Biogeochemical transformations in the oceanic environment are carried out by diverse groups of micro-organisms. These biogenic transformations are in turn responsible for the removal of fixed nitrogen through gaseous end products.   Such gaseous transformations intensify at low oxygen concentrations.  Apart from the sedimentary environments, such low oxygen concentrations exist in the water column (oxygen minimum zones, OMZ) in three regions of the world oceans, namely, Eastern Tropical North Pacific (ETNP), Eastern Tropical South Pacific (ETSP) and the Arabian Sea.  Although, these three regions together comprise only 0.1 - 0.2% of the total volume of the World Ocean, they contribute disproportionately to the atmospheric nitrous oxide budget, a greenhouse gas.  They also are hotspots that account for ~30% of the oceanic fixed nitrogen removal. It is not known, however, which organisms are responsible for the removal of fixed nitrogen from these environments, through the production of molecular nitrogen and nitrous oxide.

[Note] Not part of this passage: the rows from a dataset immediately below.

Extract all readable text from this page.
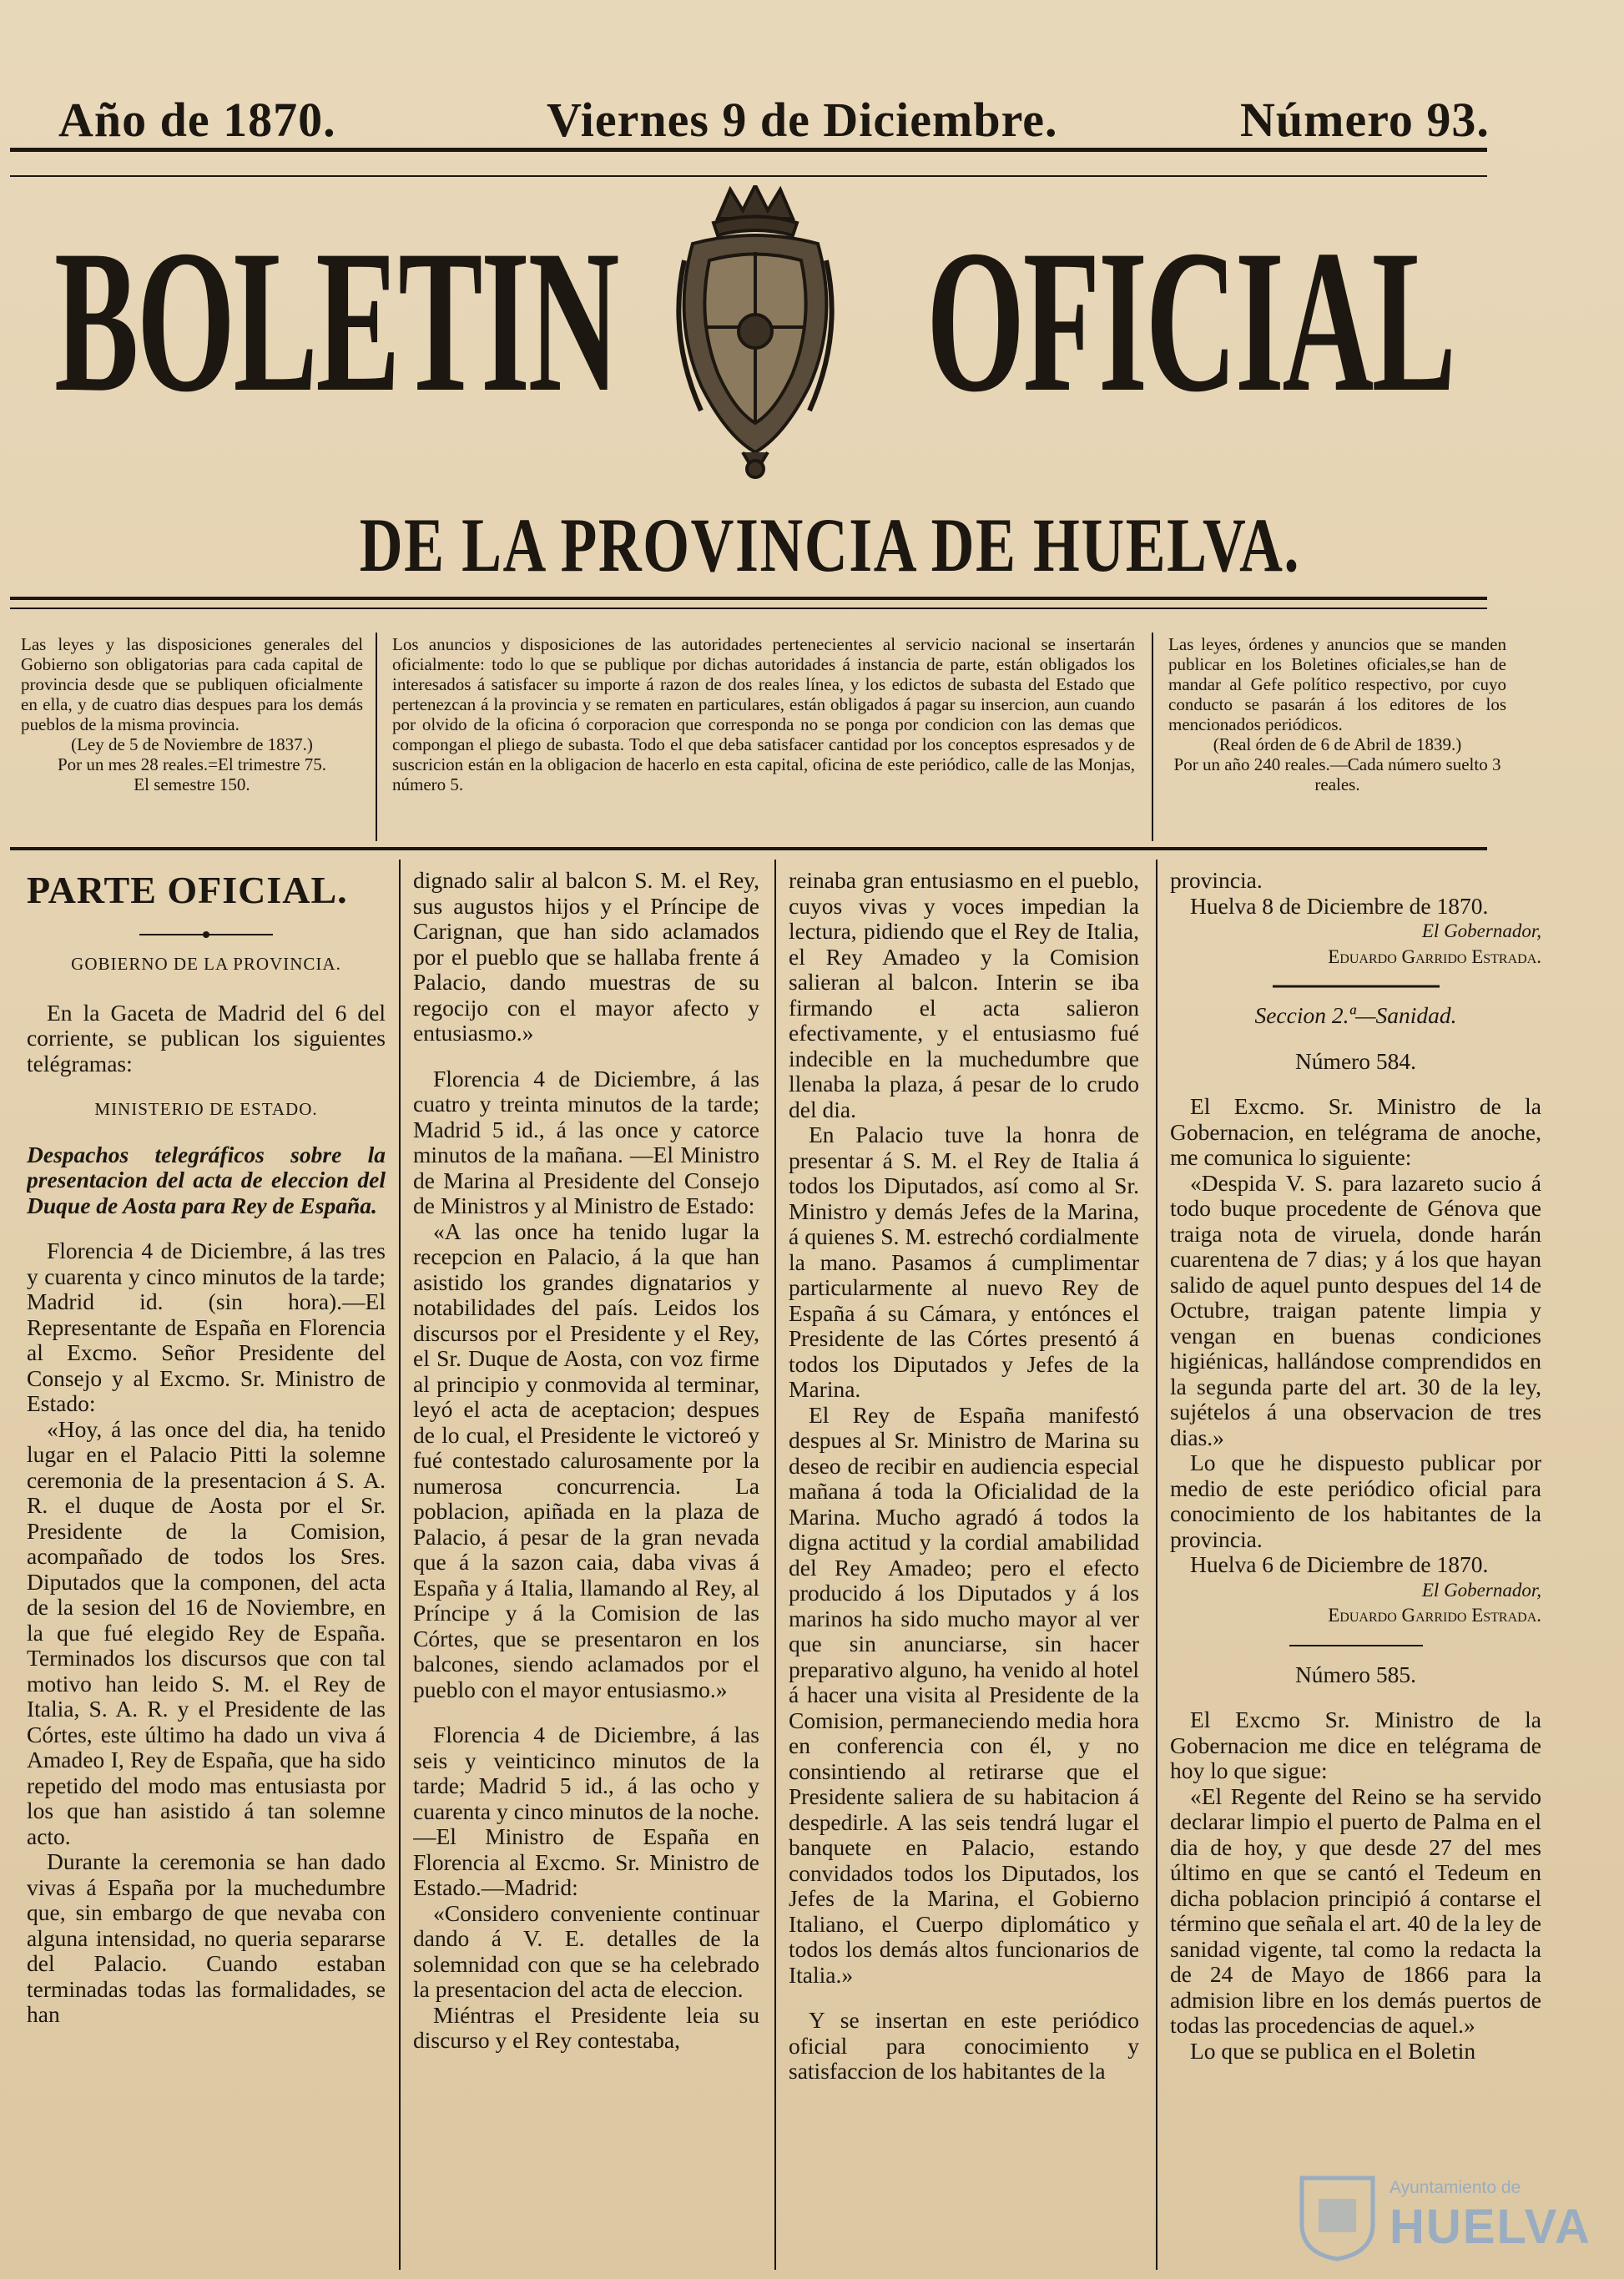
Año de 1870.	Viernes 9 de Diciembre.	Número 93.
BOLETIN OFICIAL
DE LA PROVINCIA DE HUELVA.

Las leyes y las disposiciones generales del Gobierno son obligatorias para cada capital de provincia desde que se publiquen oficialmente en ella, y de cuatro dias despues para los demás pueblos de la misma provincia.

(Ley de 5 de Noviembre de 1837.)

Por un mes 28 reales.=El trimestre 75.

El semestre 150.

Los anuncios y disposiciones de las autoridades pertenecientes al servicio nacional se insertarán oficialmente: todo lo que se publique por dichas autoridades á instancia de parte, están obligados los interesados á satisfacer su importe á razon de dos reales línea, y los edictos de subasta del Estado que pertenezcan á la provincia y se rematen en particulares, están obligados á pagar su insercion, aun cuando por olvido de la oficina ó corporacion que corresponda no se ponga por condicion con las demas que compongan el pliego de subasta. Todo el que deba satisfacer cantidad por los conceptos espresados y de suscricion están en la obligacion de hacerlo en esta capital, oficina de este periódico, calle de las Monjas, número 5.

Las leyes, órdenes y anuncios que se manden publicar en los Boletines oficiales,se han de mandar al Gefe político respectivo, por cuyo conducto se pasarán á los editores de los mencionados periódicos.

(Real órden de 6 de Abril de 1839.)

Por un año 240 reales.—Cada número suelto 3 reales.

PARTE OFICIAL.

GOBIERNO DE LA PROVINCIA.

En la Gaceta de Madrid del 6 del corriente, se publican los siguientes telégramas:

MINISTERIO DE ESTADO.

Despachos telegráficos sobre la presentacion del acta de eleccion del Duque de Aosta para Rey de España.

Florencia 4 de Diciembre, á las tres y cuarenta y cinco minutos de la tarde; Madrid id. (sin hora).—El Representante de España en Florencia al Excmo. Señor Presidente del Consejo y al Excmo. Sr. Ministro de Estado:

«Hoy, á las once del dia, ha tenido lugar en el Palacio Pitti la solemne ceremonia de la presentacion á S. A. R. el duque de Aosta por el Sr. Presidente de la Comision, acompañado de todos los Sres. Diputados que la componen, del acta de la sesion del 16 de Noviembre, en la que fué elegido Rey de España. Terminados los discursos que con tal motivo han leido S. M. el Rey de Italia, S. A. R. y el Presidente de las Córtes, este último ha dado un viva á Amadeo I, Rey de España, que ha sido repetido del modo mas entusiasta por los que han asistido á tan solemne acto.

Durante la ceremonia se han dado vivas á España por la muchedumbre que, sin embargo de que nevaba con alguna intensidad, no queria separarse del Palacio. Cuando estaban terminadas todas las formalidades, se han

dignado salir al balcon S. M. el Rey, sus augustos hijos y el Príncipe de Carignan, que han sido aclamados por el pueblo que se hallaba frente á Palacio, dando muestras de su regocijo con el mayor afecto y entusiasmo.»

Florencia 4 de Diciembre, á las cuatro y treinta minutos de la tarde; Madrid 5 id., á las once y catorce minutos de la mañana. —El Ministro de Marina al Presidente del Consejo de Ministros y al Ministro de Estado:

«A las once ha tenido lugar la recepcion en Palacio, á la que han asistido los grandes dignatarios y notabilidades del país. Leidos los discursos por el Presidente y el Rey, el Sr. Duque de Aosta, con voz firme al principio y conmovida al terminar, leyó el acta de aceptacion; despues de lo cual, el Presidente le victoreó y fué contestado calurosamente por la numerosa concurrencia. La poblacion, apiñada en la plaza de Palacio, á pesar de la gran nevada que á la sazon caia, daba vivas á España y á Italia, llamando al Rey, al Príncipe y á la Comision de las Córtes, que se presentaron en los balcones, siendo aclamados por el pueblo con el mayor entusiasmo.»

Florencia 4 de Diciembre, á las seis y veinticinco minutos de la tarde; Madrid 5 id., á las ocho y cuarenta y cinco minutos de la noche.—El Ministro de España en Florencia al Excmo. Sr. Ministro de Estado.—Madrid:

«Considero conveniente continuar dando á V. E. detalles de la solemnidad con que se ha celebrado la presentacion del acta de eleccion.

Miéntras el Presidente leia su discurso y el Rey contestaba,

reinaba gran entusiasmo en el pueblo, cuyos vivas y voces impedian la lectura, pidiendo que el Rey de Italia, el Rey Amadeo y la Comision salieran al balcon. Interin se iba firmando el acta salieron efectivamente, y el entusiasmo fué indecible en la muchedumbre que llenaba la plaza, á pesar de lo crudo del dia.

En Palacio tuve la honra de presentar á S. M. el Rey de Italia á todos los Diputados, así como al Sr. Ministro y demás Jefes de la Marina, á quienes S. M. estrechó cordialmente la mano. Pasamos á cumplimentar particularmente al nuevo Rey de España á su Cámara, y entónces el Presidente de las Córtes presentó á todos los Diputados y Jefes de la Marina.

El Rey de España manifestó despues al Sr. Ministro de Marina su deseo de recibir en audiencia especial mañana á toda la Oficialidad de la Marina. Mucho agradó á todos la digna actitud y la cordial amabilidad del Rey Amadeo; pero el efecto producido á los Diputados y á los marinos ha sido mucho mayor al ver que sin anunciarse, sin hacer preparativo alguno, ha venido al hotel á hacer una visita al Presidente de la Comision, permaneciendo media hora en conferencia con él, y no consintiendo al retirarse que el Presidente saliera de su habitacion á despedirle. A las seis tendrá lugar el banquete en Palacio, estando convidados todos los Diputados, los Jefes de la Marina, el Gobierno Italiano, el Cuerpo diplomático y todos los demás altos funcionarios de Italia.»

Y se insertan en este periódico oficial para conocimiento y satisfaccion de los habitantes de la

provincia.

Huelva 8 de Diciembre de 1870.

El Gobernador,

Eduardo Garrido Estrada.

Seccion 2.ª—Sanidad.

Número 584.

El Excmo. Sr. Ministro de la Gobernacion, en telégrama de anoche, me comunica lo siguiente:

«Despida V. S. para lazareto sucio á todo buque procedente de Génova que traiga nota de viruela, donde harán cuarentena de 7 dias; y á los que hayan salido de aquel punto despues del 14 de Octubre, traigan patente limpia y vengan en buenas condiciones higiénicas, hallándose comprendidos en la segunda parte del art. 30 de la ley, sujételos á una observacion de tres dias.»

Lo que he dispuesto publicar por medio de este periódico oficial para conocimiento de los habitantes de la provincia.

Huelva 6 de Diciembre de 1870.

El Gobernador,

Eduardo Garrido Estrada.

Número 585.

El Excmo Sr. Ministro de la Gobernacion me dice en telégrama de hoy lo que sigue:

«El Regente del Reino se ha servido declarar limpio el puerto de Palma en el dia de hoy, y que desde 27 del mes último en que se cantó el Tedeum en dicha poblacion principió á contarse el término que señala el art. 40 de la ley de sanidad vigente, tal como la redacta la de 24 de Mayo de 1866 para la admision libre en los demás puertos de todas las procedencias de aquel.»

Lo que se publica en el Boletin

Ayuntamiento de
HUELVA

For many years it was believed that denitrifying organisms were mainly responsible of the production of nitrous oxide and entirely for the removal of fixed nitrogen.  Recent studies, however, show that anammox bacteria could be equally, if not more important, in the nitrogen removal process, and nitrifying bacteria are implicated in the production of nitrous oxide.

We have used the signature genes that encode the enzyme nitrite reductase (nirS for the iron type enzyme and nirK for the copper type enzyme) to investigate the diversity of microbes responsible for denitrification in the Arabian Sea.  The denitrifiers in the OMZ of the Arabian Sea are not as diverse as in the coastal regions or sedimentary environments. These denitrifiers in the Arabian Sea OMZ are unique and their  genes exhibit no close similarities to the genes from organisms in culture or to denitrfiers in other denitrifying environments. Our results also indicate that the communities of these denitrifying organisms are highly dynamic in structure (number as well as diversity):  They are low in number but highly diverse during the initial stages of denitrification. Then an increase in intensity of denitrification is accompanied by a bloom in one or a few geno-types. The type that dominates the bloom varies in space and time and such blooms are responsible for the most of the removal of the fixed nitrogen. Our study in the Arabian Sea also shows that anammox organisms do not undergo such bloom dynamics and are much less abundant than the denitrifiers. Research is underway currently in the Ward lab to investigate the relative contribution of anmmox and denitrifying bacteria to the nitrogen removal process.